Timing Is Everything

by FantasyNinja



Category: Glee
Genre: Alternate Universe - Soulmates, F/F
Language: English
Status: Completed
Published: 2019-05-24
Updated: 2019-05-24
Packaged: 2020-03-13 20:54:26
Rating: Teen And Up Audiences
Warnings: Creator Chose Not To Use Archive Warnings
Chapters: 1
Words: 2,614
Publisher: archiveofourown.org
Story URL: https://archiveofourown.org/works/18948460
Author URL: https://archiveofourown.org/users/FantasyNinja/pseuds/FantasyNinja
Summary: Everyone in the world is born with a timer on the wrist that counts down until you meet your true love and Quinn is celebrating her birthday as well as meeting the love of life at the same, at her parents' insistence. Who could her soulmate be? What is her soulmate like? Will she like Quinn or think that she's just some rich snob?





	Timing Is Everything

I never wanted a big celebration or a party for my birthday but for whatever my parents insisted that it was necessary to celebrate the day my birth and the day that I would meet my soul mate. I look down to see the timer on my wrist to see that it’s only a matter of an hour before I meet the person that I’m meant to spend the person that I’m suppose to spend the rest of my life, the person that I couldn’t life without. When you’re born, a timer appears on your wrist along with a countdown to the time you meet your true love but I never really I never really put much faith in it because I can’t see how anyone can fall in love with someone that they never met. My parents believe in it whole-heartedly as they’ve been together for almost thirty years and they’re still madly in love with each other while my best friend Kurt was in the same predicament as me until he met his true love Blaine a week after his sixteenth birthday. My other best friend Santana was lucky enough to know who her true love rather early on in life as she and Brittany have been nearly inseparable the age of five years old as it seems that everyone that I know has found their soul mates, unlike me.

I’ve told myself and countless others that I’m fine as I don’t need to find my soul mate this very second as I’m trying to focus on finishing school and jump starting my career but I guess that a part of me is still wondering who could be my true love and what they’re like. My family has come from money as Dad has worked his fingers to the bone to make his company Fabray Incorporated to be the top competitor in the field of technology and electronics while my mother was his secretary at the time. Their timer hit zero when they locked eyes for the first time and the rest was history as they would say every time I asked about how they met when I was younger as they worked hard to make their company to what it is today. Mother retired to become a stay-at-home mom to raise my brother and I to make sure that we weren’t raised by nannies and butlers although she doesn’t enjoy the fancy lifestyle that Fabray Incorporated has provided over the years. I don’t want my soul mate thinking that I’m like the rich snobs like my mother’s friends kids who think that they’re better than everyone else which is why I’m glad that I have friends like Santana and Kurt to keep me grounded.

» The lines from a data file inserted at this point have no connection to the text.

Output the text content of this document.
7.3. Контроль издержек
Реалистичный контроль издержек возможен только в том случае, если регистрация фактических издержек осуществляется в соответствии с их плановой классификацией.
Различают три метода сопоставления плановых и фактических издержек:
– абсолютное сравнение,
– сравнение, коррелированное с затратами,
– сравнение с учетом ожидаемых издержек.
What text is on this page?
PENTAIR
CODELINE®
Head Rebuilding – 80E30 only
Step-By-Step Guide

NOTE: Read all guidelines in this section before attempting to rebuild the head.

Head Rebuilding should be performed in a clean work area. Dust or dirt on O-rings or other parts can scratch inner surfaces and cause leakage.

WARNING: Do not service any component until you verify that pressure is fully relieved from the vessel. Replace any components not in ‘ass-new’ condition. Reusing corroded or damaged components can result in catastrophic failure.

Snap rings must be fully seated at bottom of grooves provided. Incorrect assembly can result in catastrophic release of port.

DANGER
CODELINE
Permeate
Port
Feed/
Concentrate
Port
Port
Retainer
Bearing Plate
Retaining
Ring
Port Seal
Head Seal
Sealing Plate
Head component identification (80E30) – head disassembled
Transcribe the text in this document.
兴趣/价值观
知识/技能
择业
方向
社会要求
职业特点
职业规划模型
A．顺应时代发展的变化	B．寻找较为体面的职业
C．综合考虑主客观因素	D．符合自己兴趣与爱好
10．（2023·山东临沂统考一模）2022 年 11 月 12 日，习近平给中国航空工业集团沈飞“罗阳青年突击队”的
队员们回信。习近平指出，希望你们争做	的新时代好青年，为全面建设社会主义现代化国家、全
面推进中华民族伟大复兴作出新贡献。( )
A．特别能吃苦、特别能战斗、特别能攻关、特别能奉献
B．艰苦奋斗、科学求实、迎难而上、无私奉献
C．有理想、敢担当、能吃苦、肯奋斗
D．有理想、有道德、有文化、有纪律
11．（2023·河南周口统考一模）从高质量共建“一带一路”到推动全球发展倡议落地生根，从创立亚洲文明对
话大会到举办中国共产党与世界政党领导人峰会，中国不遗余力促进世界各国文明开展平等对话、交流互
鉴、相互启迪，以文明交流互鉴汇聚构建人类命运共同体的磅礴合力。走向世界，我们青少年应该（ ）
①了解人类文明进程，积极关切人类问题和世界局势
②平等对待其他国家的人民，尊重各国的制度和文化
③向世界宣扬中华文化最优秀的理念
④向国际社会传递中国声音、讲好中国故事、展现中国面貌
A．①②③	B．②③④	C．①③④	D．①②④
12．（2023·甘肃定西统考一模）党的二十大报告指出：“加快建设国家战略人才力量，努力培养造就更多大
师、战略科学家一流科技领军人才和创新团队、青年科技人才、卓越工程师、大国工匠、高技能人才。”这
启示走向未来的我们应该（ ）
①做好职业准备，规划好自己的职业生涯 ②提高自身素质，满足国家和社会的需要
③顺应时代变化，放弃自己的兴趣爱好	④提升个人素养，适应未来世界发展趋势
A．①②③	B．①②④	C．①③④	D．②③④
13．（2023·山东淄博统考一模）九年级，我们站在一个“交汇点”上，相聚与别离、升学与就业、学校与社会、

They’re more like family than my own flesh and blood sometimes as Dad was always working all the time as it was rare that he was able to come home to have dinner with us and Mom was always got shopping and gossiping with her friends as it left Charlie to practically raise me even though he was a child himself when I conceived. He often made sure that I ate, went to bed on time, went to school and other things that my parents should’ve been doing but weren’t as it always seem like they were too busy with other things than their own children with the exception of holiday and birthdays. I look around the room filled with friends and business associates of my parents who in turn brought their children along as I would rather spend today with my own friends doing anything but this as I don’t have much a choice, downing another flute of champagne. l single. This even start I have been offered well wishes and happy birthdays from people that I hardly know as a few guys have walk up to me with the intention of flirting with me or leering down my chest but I easily send them away with a well place glare or word.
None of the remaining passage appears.